La historia transcurre en toda la etapa de preparación previa al rodaje. La directora utiliza ese tiempo para hacer toda clase de experimentos conceptuales con la idea de explotar al límite las tensiones entre dos figuras acostumbradas a mirar al mundo desde arriba. En el fondo, ninguno quiere resignar el altísimo concepto que tienen de sí mismos y cada nuevo ensayo es una muestra cada vez más contundente, hostil y hasta delirante de esa pugna.
Cohn y Duprat transforman todos esos momentos en viñetas que ponen en juego su visión del mundo y de la mente egocéntrica de los artistas. También aprovechan al máximo los fantásticos escenarios (gran trabajo del director de arte Alain Bainée) en los que se desenvuelve la acción: extensos exteriores e interiores con formas rectilíneas, simétricas y de gran profundidad. La frialdad de esa ambientación se contagia a las acciones, bastante más gélidas y distantes de lo que veíamos en Una obra maestra y El ciudadano ilustre.

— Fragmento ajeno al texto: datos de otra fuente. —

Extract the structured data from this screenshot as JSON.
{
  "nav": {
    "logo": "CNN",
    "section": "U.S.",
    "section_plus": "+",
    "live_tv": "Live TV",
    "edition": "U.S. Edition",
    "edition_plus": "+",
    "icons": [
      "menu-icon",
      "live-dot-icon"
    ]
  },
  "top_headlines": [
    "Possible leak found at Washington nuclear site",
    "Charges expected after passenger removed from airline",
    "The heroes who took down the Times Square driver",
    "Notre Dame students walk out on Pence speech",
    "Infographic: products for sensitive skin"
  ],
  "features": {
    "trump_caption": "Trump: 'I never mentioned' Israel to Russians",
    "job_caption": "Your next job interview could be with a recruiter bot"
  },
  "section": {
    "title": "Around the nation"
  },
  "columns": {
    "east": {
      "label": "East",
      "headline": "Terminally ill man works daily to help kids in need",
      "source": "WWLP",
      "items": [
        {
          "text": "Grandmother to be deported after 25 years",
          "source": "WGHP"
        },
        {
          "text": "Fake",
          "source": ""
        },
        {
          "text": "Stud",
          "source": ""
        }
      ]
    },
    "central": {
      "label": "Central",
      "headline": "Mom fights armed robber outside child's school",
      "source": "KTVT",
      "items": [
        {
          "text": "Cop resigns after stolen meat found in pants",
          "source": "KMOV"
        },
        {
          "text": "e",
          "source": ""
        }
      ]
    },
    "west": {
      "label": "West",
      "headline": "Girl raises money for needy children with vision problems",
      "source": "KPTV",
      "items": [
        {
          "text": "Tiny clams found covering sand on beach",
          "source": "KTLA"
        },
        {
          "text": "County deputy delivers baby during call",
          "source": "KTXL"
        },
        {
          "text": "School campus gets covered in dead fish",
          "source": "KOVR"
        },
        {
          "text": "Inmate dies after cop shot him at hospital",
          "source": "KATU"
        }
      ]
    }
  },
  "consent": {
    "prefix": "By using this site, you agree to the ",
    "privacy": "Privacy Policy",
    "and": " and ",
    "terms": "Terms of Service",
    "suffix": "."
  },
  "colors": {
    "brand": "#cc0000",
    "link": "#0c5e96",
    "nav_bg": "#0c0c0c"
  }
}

Hay algunos momentos muy graciosos (los actores ensayando sobre una gigantesca piedra sostenida desde una grúa o inmovilizados con cinta adhesiva, completamente a merced de los caprichos de la directora), pero la película no divierte tanto como incomoda en el retrato de tres personajes que solo se esfuerzan por imaginar la mejor estrategia para mentir, ocultar sus verdaderas intenciones y mostrar que al fin y al cabo son mucho mejores (más astutos, más ingeniosos, supuestamente más auténticos) que todos los demás.
Sin demasiadas vueltas ni sutilezas, los directores vuelven a entregar el retrato explícito, impiadoso y cruel de un mundo marcado a fuego por las simulaciones, el envanecimiento, los sueños de gloria y el falso orgullo. El espectador es puesto a prueba en todo momento, invitado a descubrir cada uno de los pliegues de esas actuaciones perfectas que no resultan ser otra cosa que puro disfraz.
Con veladas referencias a personajes de la vida real y a sus propias trayectorias, Cruz, Banderas y Martínez se suman a este juego con entusiasmo, convicción y compromiso. Los tres consiguen, sobre todo, que sus respectivos personajes dejen a la vista una monumental vulnerabilidad detrás de esa armadura de arrogancia, orgullo y desdén hacia los demás que utilizan para protegerse. Nunca lo sabrán, porque en el mundo de Cohn y Duprat la impostura artística aparece como la marca indeleble que acompaña hasta el final el destino de sus criaturas.